I would point to Jacques Derrida’s musings in The Animal that Therefore I Am showing us how alien, but also how similar, we already are in the face of animals. Given that alien life is likely to simply be a different configuration of biochemical processes from our own organisms, I would suggest that there is already alien life all around being taken for granted: every other species of animal on earth. Rather than connecting with the intriguing difference in thought that animal intelligence presents, human beings have very callously undertaken a process of destroying their own planet. Pet owners and other animal lovers all over the world are aware of being around other intelligences. So one thing I appreciate about the film is its willingness to challenge what “intellect” might be. I fear the reality is that human society is so motivated by economic exploitation of other beings that it refuses to acknowledge the obvious existence of important types of life besides the human being, and that insistence on living inside an enclosed bubble of language and culture is exactly what Palfi poses would be ruptured by contact with extraterrestrial life. 

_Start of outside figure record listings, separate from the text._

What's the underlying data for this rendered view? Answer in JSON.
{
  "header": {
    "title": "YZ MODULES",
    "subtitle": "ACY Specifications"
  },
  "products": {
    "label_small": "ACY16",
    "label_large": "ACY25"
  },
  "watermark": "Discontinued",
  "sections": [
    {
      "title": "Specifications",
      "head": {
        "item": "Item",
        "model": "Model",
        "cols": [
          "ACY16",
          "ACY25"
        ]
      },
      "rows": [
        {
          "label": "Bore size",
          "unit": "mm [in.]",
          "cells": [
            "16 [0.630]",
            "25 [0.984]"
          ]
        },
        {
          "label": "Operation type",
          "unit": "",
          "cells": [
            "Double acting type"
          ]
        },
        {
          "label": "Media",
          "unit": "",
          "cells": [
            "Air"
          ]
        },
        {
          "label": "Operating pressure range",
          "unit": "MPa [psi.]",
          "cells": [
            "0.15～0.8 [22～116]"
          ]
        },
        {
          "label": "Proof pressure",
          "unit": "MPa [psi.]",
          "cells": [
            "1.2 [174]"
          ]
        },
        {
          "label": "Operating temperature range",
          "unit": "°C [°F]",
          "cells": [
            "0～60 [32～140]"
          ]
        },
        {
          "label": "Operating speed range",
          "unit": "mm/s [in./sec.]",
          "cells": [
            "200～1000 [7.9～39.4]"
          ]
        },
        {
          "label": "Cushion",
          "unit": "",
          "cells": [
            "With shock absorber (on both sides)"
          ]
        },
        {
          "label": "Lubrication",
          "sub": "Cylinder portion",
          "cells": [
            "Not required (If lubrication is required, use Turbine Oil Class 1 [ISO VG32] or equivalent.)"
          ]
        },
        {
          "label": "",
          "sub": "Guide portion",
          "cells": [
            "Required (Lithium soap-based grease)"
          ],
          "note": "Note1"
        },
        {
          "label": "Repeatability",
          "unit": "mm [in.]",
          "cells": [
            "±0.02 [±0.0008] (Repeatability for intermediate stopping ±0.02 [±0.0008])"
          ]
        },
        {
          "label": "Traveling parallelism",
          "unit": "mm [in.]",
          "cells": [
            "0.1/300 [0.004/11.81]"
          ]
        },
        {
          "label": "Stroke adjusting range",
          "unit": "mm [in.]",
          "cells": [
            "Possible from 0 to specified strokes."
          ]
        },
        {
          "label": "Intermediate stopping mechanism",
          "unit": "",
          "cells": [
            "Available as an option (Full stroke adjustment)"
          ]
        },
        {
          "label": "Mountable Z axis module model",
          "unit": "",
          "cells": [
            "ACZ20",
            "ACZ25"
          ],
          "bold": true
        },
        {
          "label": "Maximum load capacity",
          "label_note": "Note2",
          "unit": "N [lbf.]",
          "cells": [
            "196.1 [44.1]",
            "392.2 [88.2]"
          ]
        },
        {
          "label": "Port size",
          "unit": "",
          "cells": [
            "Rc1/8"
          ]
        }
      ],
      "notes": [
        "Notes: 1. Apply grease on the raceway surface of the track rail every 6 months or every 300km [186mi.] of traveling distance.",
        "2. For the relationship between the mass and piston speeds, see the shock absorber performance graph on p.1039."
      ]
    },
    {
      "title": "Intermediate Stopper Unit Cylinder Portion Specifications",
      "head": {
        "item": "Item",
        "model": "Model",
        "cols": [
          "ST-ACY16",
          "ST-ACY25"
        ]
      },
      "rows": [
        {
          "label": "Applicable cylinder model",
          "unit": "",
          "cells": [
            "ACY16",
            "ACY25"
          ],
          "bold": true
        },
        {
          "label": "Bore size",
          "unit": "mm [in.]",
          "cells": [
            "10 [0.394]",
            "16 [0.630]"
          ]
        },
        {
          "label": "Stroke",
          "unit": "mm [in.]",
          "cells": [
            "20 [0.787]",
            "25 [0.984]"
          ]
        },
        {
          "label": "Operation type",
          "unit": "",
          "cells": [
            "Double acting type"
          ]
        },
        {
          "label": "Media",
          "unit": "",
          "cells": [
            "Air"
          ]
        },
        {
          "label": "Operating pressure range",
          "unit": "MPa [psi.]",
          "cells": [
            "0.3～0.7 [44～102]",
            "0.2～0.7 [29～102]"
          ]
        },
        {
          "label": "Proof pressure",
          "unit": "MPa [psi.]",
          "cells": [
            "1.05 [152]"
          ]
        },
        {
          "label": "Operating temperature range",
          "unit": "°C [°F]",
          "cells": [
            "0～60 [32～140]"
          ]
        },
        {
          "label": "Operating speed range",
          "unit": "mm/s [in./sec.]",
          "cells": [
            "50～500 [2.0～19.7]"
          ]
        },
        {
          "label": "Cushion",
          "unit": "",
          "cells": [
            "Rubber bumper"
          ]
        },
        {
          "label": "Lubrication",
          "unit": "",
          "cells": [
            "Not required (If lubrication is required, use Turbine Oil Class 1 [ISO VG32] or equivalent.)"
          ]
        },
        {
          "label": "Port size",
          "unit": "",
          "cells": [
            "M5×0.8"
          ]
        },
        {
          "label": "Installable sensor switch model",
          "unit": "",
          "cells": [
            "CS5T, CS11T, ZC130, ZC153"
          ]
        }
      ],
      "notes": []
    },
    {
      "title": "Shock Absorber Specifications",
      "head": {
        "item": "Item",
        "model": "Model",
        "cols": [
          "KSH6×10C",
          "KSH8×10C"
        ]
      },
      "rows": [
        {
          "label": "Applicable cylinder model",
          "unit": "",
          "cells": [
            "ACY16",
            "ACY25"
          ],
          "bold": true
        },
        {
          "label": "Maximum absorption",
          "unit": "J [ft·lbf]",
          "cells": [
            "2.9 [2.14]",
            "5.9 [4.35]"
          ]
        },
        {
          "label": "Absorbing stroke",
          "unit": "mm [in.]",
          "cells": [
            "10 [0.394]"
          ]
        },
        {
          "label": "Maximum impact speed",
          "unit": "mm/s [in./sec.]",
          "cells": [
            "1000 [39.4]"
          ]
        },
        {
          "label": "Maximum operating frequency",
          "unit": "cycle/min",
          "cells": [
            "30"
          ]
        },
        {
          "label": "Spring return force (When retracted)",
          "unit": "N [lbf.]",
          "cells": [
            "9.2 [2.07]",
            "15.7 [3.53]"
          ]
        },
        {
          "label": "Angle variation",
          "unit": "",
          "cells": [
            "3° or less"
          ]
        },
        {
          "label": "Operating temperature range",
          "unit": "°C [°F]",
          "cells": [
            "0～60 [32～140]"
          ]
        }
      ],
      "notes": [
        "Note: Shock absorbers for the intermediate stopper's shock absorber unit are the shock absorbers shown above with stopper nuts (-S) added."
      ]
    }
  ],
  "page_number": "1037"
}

Perspective, language, thought, and varying types of potential life are themselves so complex and multifaceted that there is not one narrative, and it is not easy for human beings to get themselves around the likelihood of other kinds of intelligence. Ample evidence shows that other organisms are quite intelligent already, but we can’t share a narrative with dolphins or with cats. The lack of communication or a linguistic interaction leaves the false impression that only human beings think. 

The encounter of another species from another planet with technology would certainly be an eye opener, and given the range of possibilities, age of the universe, and the absurdly rapid rate that computers have already advanced, the possibilities of how advanced some other life could be are endless. So it is reasonable to be excited about AI and quantum computing opening new domains of thought and technology that could lead the way to contact with other intelligences. 

How that happens can vary from Palfi’s point of view. The filmmaker was aware of Tarkovsky’s interests in mysticism and agreed that this is a way of conceiving otherness in the form of intelligence. This question of otherness is really the guiding issue of the film, otherness and voices. The voice of the father and the speaking as a breaking into the world of another, or a disruption of the expectations of the world formed by a civilization if the speaking comes from something outside of it, is the central point of concern for the film. 

The director said that the film went through many changes during editing to the point of having unveiled multiple narratives with heavy deviation from the screenplay that he started with. He discovered his film through the editing and chose the most straightforward version of the movie as the final. Yet, he likes the multiplicity of stories that the editing room discovered and plans to release other variations of the film over the internet. So there are many ways that this ruptured discourse of a voice from outside can happen, and many more narratives to be seen from the same film.

His Master’s Voice screened at the 42nd Denver Film Festival.